In vitro analysis of human immunodeficiency virus type 1 minus-strand strong-stop DNA synthesis and genomic RNA processing.

Human immunodeficiency virus type 1 (HIV-1) reverse transcriptase (RT), nucleocapsid protein (NC), genomic RNA, and the growing DNA strand all influence the copying of the HIV-1 RNA genome into DNA. A detailed understanding of these activities is required to understand the process of reverse transcription. HIV-1 viral DNA is initiated from a tRNA(3)(Lys) primer bound to the viral genome at the primer binding site. The U3 and R regions of the RNA genome are the first sequences to be copied. The TAR hairpin, a structure found within the R region of the viral genome, is the site of increased RT pausing, RNase H activity, and RT dissociation. Template RNA was digested approximately 17 bases behind the site where polymerase paused at the base of TAR. In most template RNAs, this was the only cleavage made by the RT responsible for initiating polymerization.
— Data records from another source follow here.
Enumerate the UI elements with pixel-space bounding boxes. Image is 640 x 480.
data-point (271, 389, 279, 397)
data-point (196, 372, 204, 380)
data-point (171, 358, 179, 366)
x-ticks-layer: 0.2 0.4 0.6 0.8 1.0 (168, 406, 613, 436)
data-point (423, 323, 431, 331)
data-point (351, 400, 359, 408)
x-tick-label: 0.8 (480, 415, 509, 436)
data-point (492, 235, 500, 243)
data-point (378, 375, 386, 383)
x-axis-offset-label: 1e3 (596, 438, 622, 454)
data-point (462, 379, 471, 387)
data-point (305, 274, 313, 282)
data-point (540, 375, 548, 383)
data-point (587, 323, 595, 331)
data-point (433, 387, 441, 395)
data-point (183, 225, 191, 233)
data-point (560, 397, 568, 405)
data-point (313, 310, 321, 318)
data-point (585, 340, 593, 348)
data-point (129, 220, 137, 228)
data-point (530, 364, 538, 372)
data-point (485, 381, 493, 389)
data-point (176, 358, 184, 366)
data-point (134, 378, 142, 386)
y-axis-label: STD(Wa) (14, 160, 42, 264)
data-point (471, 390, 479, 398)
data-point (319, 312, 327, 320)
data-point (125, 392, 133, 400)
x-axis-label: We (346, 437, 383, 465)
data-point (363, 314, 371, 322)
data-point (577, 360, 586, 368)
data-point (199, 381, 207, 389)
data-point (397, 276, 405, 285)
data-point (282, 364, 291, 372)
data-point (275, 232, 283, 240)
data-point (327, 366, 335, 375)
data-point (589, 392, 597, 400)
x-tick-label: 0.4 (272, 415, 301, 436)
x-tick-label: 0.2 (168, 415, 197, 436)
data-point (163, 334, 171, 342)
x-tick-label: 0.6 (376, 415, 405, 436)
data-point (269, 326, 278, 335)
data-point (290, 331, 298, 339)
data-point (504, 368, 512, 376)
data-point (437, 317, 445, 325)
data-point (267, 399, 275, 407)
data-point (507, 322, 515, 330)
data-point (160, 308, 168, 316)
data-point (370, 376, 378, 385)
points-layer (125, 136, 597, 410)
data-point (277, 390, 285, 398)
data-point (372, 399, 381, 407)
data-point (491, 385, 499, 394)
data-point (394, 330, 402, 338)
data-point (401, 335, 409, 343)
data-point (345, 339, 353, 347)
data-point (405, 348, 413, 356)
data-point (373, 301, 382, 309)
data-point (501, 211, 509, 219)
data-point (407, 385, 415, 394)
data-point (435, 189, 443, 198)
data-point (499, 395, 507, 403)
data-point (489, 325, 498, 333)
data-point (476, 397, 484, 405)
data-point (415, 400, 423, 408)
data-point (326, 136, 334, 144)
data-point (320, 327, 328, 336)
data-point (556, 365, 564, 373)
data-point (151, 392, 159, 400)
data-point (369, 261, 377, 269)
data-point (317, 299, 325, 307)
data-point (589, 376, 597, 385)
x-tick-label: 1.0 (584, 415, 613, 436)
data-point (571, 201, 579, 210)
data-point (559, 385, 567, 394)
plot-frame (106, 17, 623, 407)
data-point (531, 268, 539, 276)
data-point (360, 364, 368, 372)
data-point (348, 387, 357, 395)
If the RT that initiated DNA synthesis dissociated from the base of the TAR hairpin and an RT rebound at the end of the primer, there was competition between the polymerase and RNase H activities. After the complete heteroduplex was formed, there were additional RNase H cleavages that did not involve polymerization. Levels of NC that prevented TAR DNA self-priming did not protect genomic RNA from RNase H digestion. RNase H digestion of the 100-bp heteroduplex produced a 14-base RNA from the 5' end of the RNA that remained annealed to the 3' end of the minus-strand strong-stop DNA only if NC was present in the reaction.